The RWE Supply & Trading division of German electric company RWE will supply Bosch’s sites in the nation with solar power under a 16-year power purchase agreement (PPA). The electricity will be generated by 50 MW of solar capacity in southern Germany which is set to go online next year.
“With this contract, we are contributing to the implementation of Bosch’s ambitious climate protection program,” said Andree Stracke, chief commercial officer for origination and gas supply at RWE Supply & Trading. Bosch claims its German sites have been climate neutral since late last year and it aims to achieve the same feat for its global operations this year.
The engineer has also signed solar PPAs with Norwegian renewables business Statkraft and Swedish power company Vattenfall with the three deals amounting to the supply of 100 GWh per year of solar power to the engineer.

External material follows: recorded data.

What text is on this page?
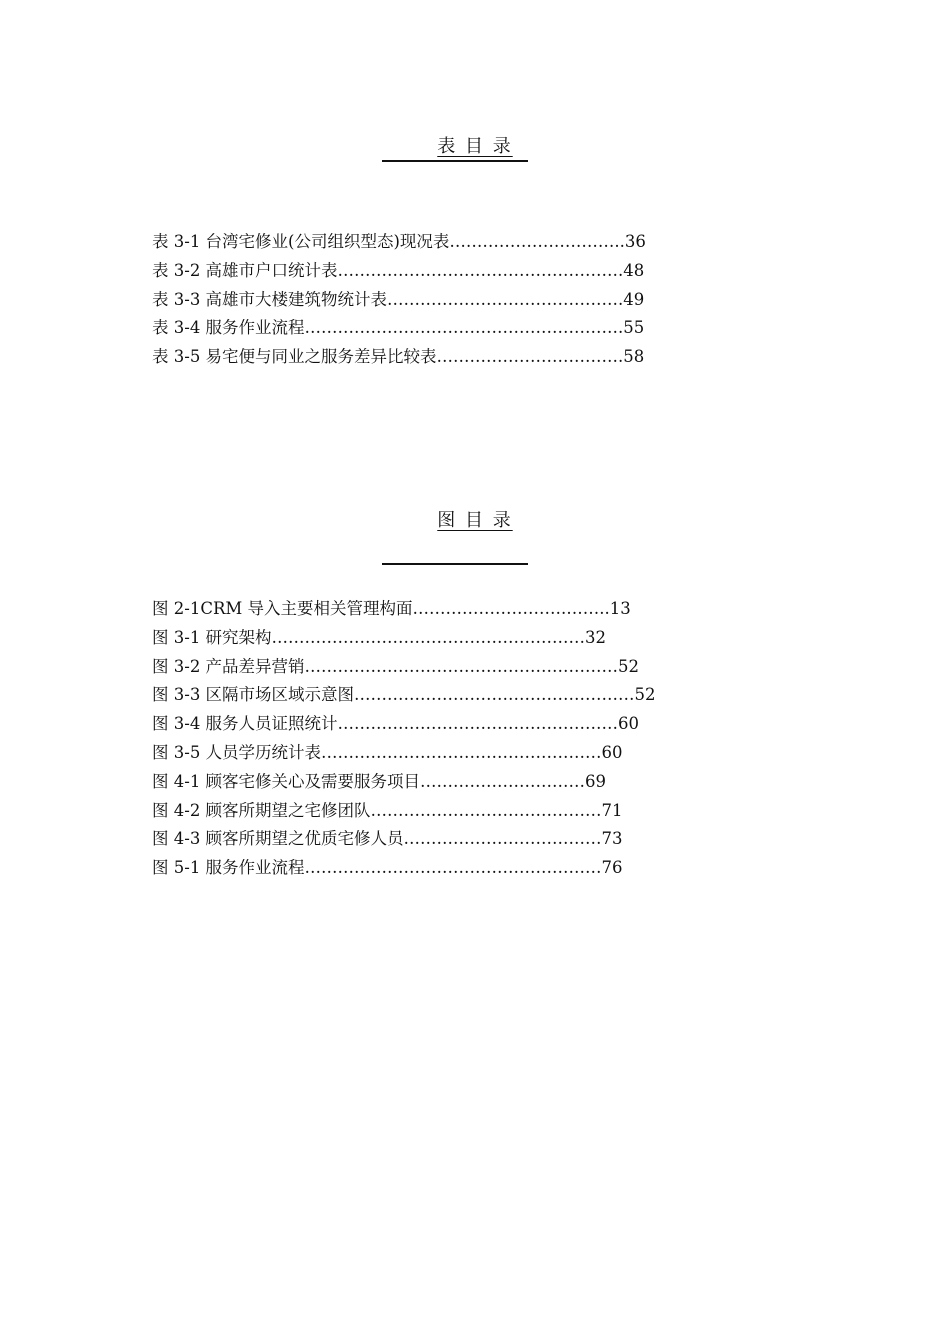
表 目 录
表 3-1 台湾宅修业(公司组织型态)现况表…………………………..36
表 3-2 高雄市户口统计表…………………………………………….48
表 3-3 高雄市大楼建筑物统计表…………………………………….49
表 3-4 服务作业流程………………………………………………….55
表 3-5 易宅便与同业之服务差异比较表…………………………….58
图 目 录
图 2-1CRM 导入主要相关管理构面……………………….……..13
图 3-1 研究架构…………………………………………………32
图 3-2 产品差异营销…………………………………………………52
图 3-3 区隔市场区域示意图……………………………………………52
图 3-4 服务人员证照统计……………………………………………60
图 3-5 人员学历统计表……………………………………………60
图 4-1 顾客宅修关心及需要服务项目…………………………69
图 4-2 顾客所期望之宅修团队……………………………………71
图 4-3 顾客所期望之优质宅修人员………………………………73
图 5-1 服务作业流程………………………………………………76
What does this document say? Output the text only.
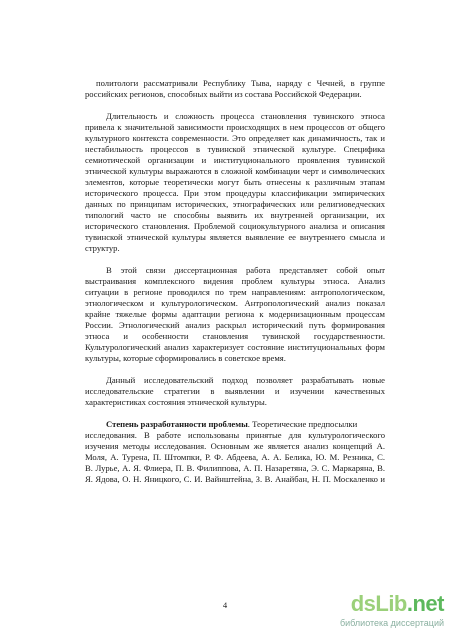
политологи рассматривали Республику Тыва, наряду с Чечней, в группе
российских регионов, способных выйти из состава Российской Федерации.
Длительность и сложность процесса становления тувинского этноса
привела к значительной зависимости происходящих в нем процессов от общего
культурного контекста современности. Это определяет как динамичность, так и
нестабильность процессов в тувинской этнической культуре. Специфика
семиотической организации и институционального проявления тувинской
этнической культуры выражаются в сложной комбинации черт и символических
элементов, которые теоретически могут быть отнесены к различным этапам
исторического процесса. При этом процедуры классификации эмпирических
данных по принципам исторических, этнографических или религиоведческих
типологий часто не способны выявить их внутренней организации, их
исторического становления. Проблемой социокультурного анализа и описания
тувинской этнической культуры является выявление ее внутреннего смысла и
структур.
В этой связи диссертационная работа представляет собой опыт
выстраивания комплексного видения проблем культуры этноса. Анализ
ситуации в регионе проводился по трем направлениям: антропологическом,
этнологическом и культурологическом. Антропологический анализ показал
крайне тяжелые формы адаптации региона к модернизационным процессам
России. Этнологический анализ раскрыл исторический путь формирования
этноса и особенности становления тувинской государственности.
Культурологический анализ характеризует состояние институциональных форм
культуры, которые сформировались в советское время.
Данный исследовательский подход позволяет разрабатывать новые
исследовательские стратегии в выявлении и изучении качественных
характеристиках состояния этнической культуры.
Степень разработанности проблемы. Теоретические предпосылки
исследования. В работе использованы принятые для культурологического
изучения методы исследования. Основным же является анализ концепций А.
Моля, А. Турена, П. Штомпки, Р. Ф. Абдеева, А. А. Белика, Ю. М. Резника, С.
В. Лурье, А. Я. Флиера, П. В. Филиппова, А. П. Назаретяна, Э. С. Маркаряна, В.
Я. Ядова, О. Н. Яницкого, С. И. Вайнштейна, З. В. Анайбан, Н. П. Москаленко и
4	dsLib.net
библиотека диссертаций
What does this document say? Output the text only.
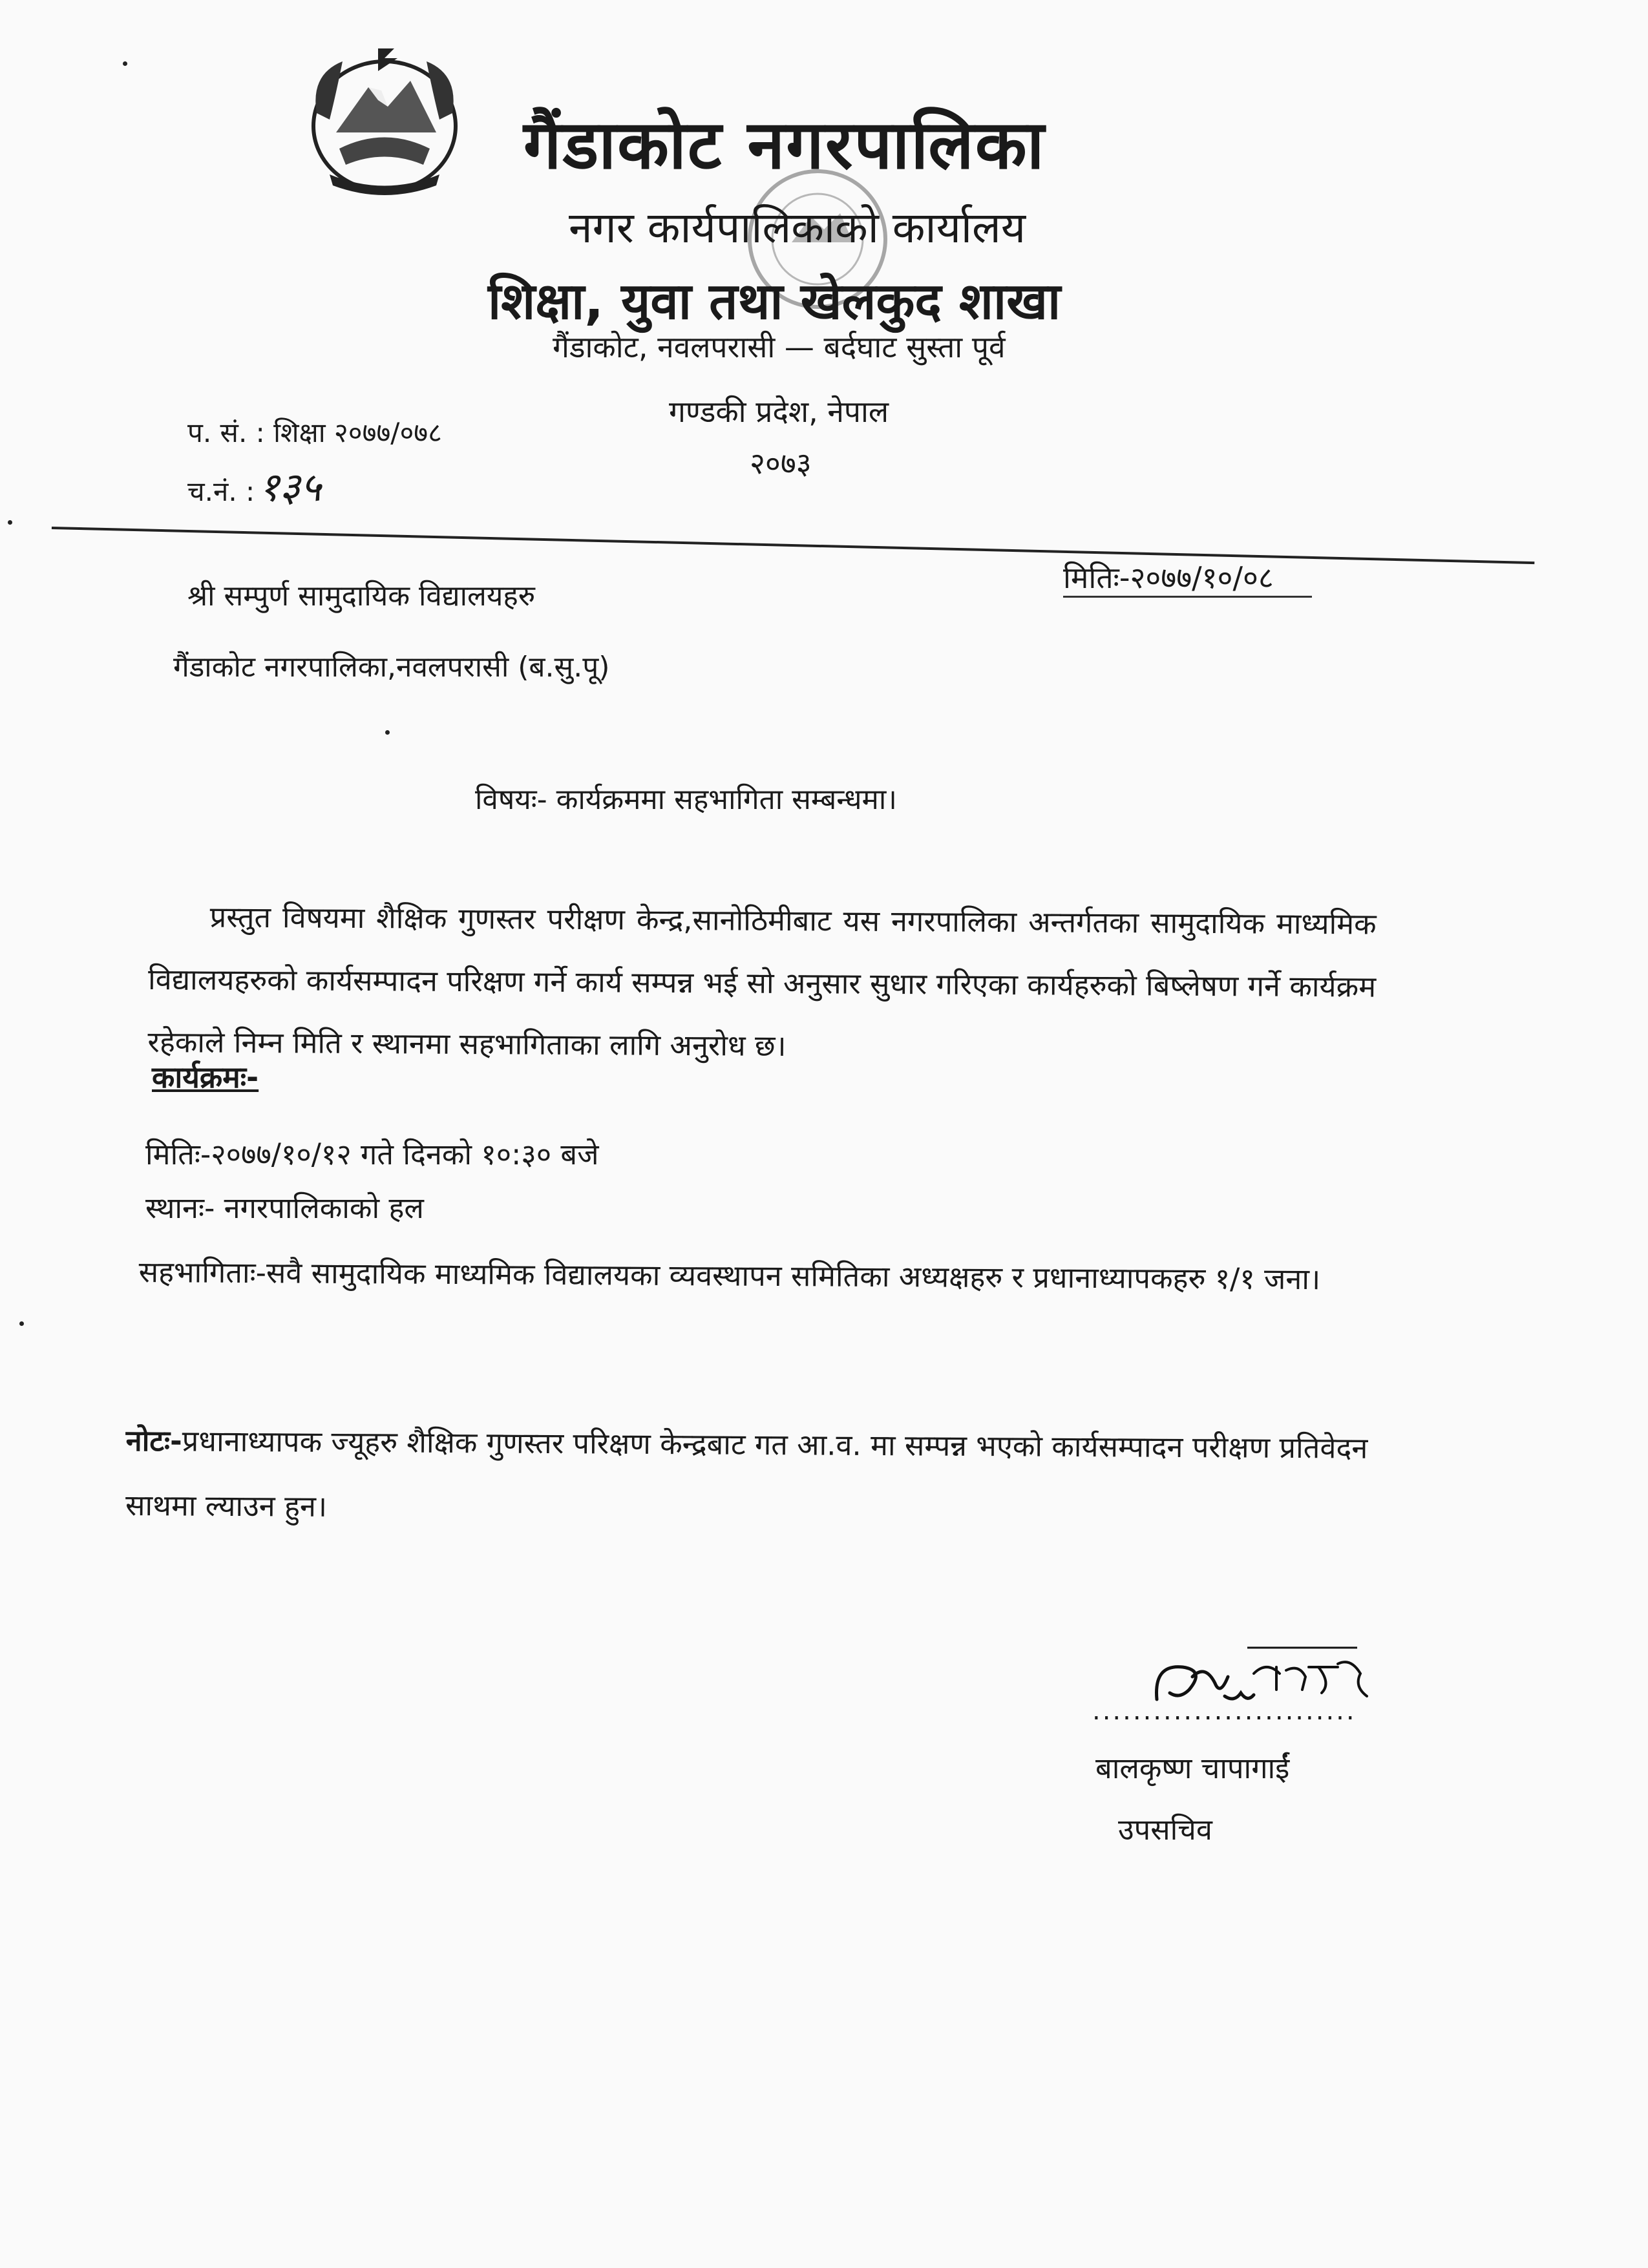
गैंडाकोट नगरपालिका
नगर कार्यपालिकाको कार्यालय
शिक्षा, युवा तथा खेलकुद शाखा
गैंडाकोट, नवलपरासी — बर्दघाट सुस्ता पूर्व
गण्डकी प्रदेश, नेपाल
२०७३
प. सं. : शिक्षा २०७७/०७८
च.नं. :१३५
मितिः-२०७७/१०/०८
श्री सम्पुर्ण सामुदायिक विद्यालयहरु
गैंडाकोट नगरपालिका,नवलपरासी (ब.सु.पू)
विषयः- कार्यक्रममा सहभागिता सम्बन्धमा।
प्रस्तुत विषयमा शैक्षिक गुणस्तर परीक्षण केन्द्र,सानोठिमीबाट यस नगरपालिका अन्तर्गतका सामुदायिक माध्यमिक विद्यालयहरुको कार्यसम्पादन परिक्षण गर्ने कार्य सम्पन्न भई सो अनुसार सुधार गरिएका कार्यहरुको बिष्लेषण गर्ने कार्यक्रम रहेकाले निम्न मिति र स्थानमा सहभागिताका लागि अनुरोध छ।
कार्यक्रमः-
मितिः-२०७७/१०/१२ गते दिनको १०:३० बजे
स्थानः- नगरपालिकाको हल
सहभागिताः-सवै सामुदायिक माध्यमिक विद्यालयका व्यवस्थापन समितिका अध्यक्षहरु र प्रधानाध्यापकहरु १/१ जना।
नोटः-प्रधानाध्यापक ज्यूहरु शैक्षिक गुणस्तर परिक्षण केन्द्रबाट गत आ.व. मा सम्पन्न भएको कार्यसम्पादन परीक्षण प्रतिवेदन साथमा ल्याउन हुन।
..........................
बालकृष्ण चापागाईं
उपसचिव
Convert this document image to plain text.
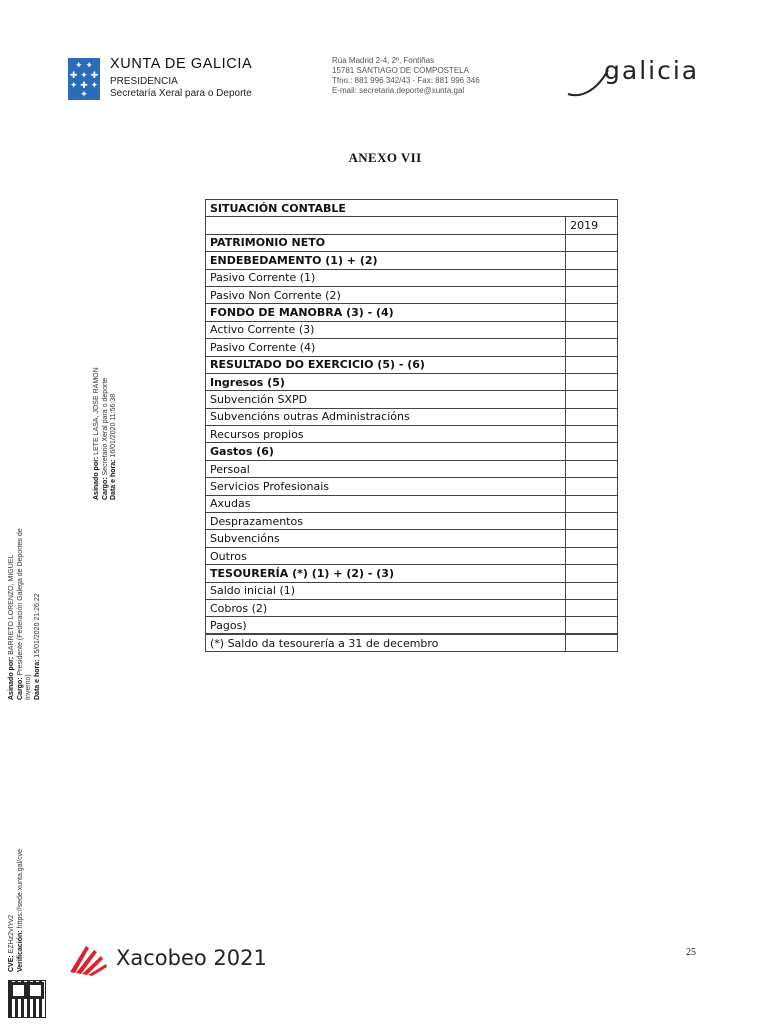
✦ ✦
✚ ✦ ✚
✦ ✚ ✦
✦
XUNTA DE GALICIA
PRESIDENCIA
Secretaría Xeral para o Deporte
Rúa Madrid 2-4, 2º, Fontiñas
15781 SANTIAGO DE COMPOSTELA
Tfno.: 881 996 342/43 - Fax: 881 996 346
E-mail: secretaria.deporte@xunta.gal
galicia
ANEXO VII
SITUACIÓN CONTABLE	
	2019
PATRIMONIO NETO	
ENDEBEDAMENTO (1) + (2)	
Pasivo Corrente (1)	
Pasivo Non Corrente (2)	
FONDO DE MANOBRA (3) - (4)	
Activo Corrente (3)	
Pasivo Corrente (4)	
RESULTADO DO EXERCICIO (5) - (6)	
Ingresos (5)	
Subvención SXPD	
Subvencións outras Administracións	
Recursos propios	
Gastos (6)	
Persoal	
Servicios Profesionais	
Axudas	
Desprazamentos	
Subvencións	
Outros	
TESOURERÍA (*) (1) + (2) - (3)	
Saldo inicial (1)	
Cobros (2)	
Pagos)	
(*) Saldo da tesourería a 31 de decembro	
Asinado por: LETE LASA, JOSE RAMON
Cargo: Secretario Xeral para o deporte
Data e hora: 16/01/2020 11:56:38
Asinado por: BARRETO LORENZO, MIGUEL
Cargo: Presidente (Federación Galega de Deportes de
Inverno) Data e hora: 15/01/2020 21:26:22
CVE: EZHz2vIYv2 Verificación: https://sede.xunta.gal/cve
Xacobeo 2021	25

The volume of capacity secured would, under optimal solar generation conditions, generate enough clean energy to power Bosch’s Feuerbach, Homburg and Bamberg plants simultaneously, for at least an hour, the company said.
Renewables supply
The 12 to 16-year PPAs signed by Bosch will replace part of the green electricity currently purchased by the company from renewables plants. The Statkraft arrangement has already begun, with power being supplied since May.
Almost 50 solar plants at Bosch sites already supply around 60 GWh of clean power to the company, which boasts the largest such system in the Indian automotive industry, at Nashik. The company is planning to generate 1.3 GWh per year from a PV system which is set to be installed at its Hemaraj plant in Thailand this year and plans to hit 400 GWh per year of annual on-site solar power generation by 2030.
The engineer and tech brand is also sourcing clean energy from third parties, as the latest three PPAs illustrate, and already takes 80% of its electricity needs in Mexico from renewables, thanks chiefly to a 15-year PPA with Italian energy company Enel related to a wind farm which produces 105 GWh per year.
Bosch also operates hydropower and biomass facilities and plans to incorporate hydrogen for heat and power. Last year, the company started using a prototype stationary fuel cell it had developed at its Homburg and Bamberg sites and the device now covers peak electricity demand. In Salzgitter, Germany, Bosch is working with the Fraunhofer Institute and other companies to set up an ‘hydrogen campus’ which is being promoted by the city and the state of Lower Saxony.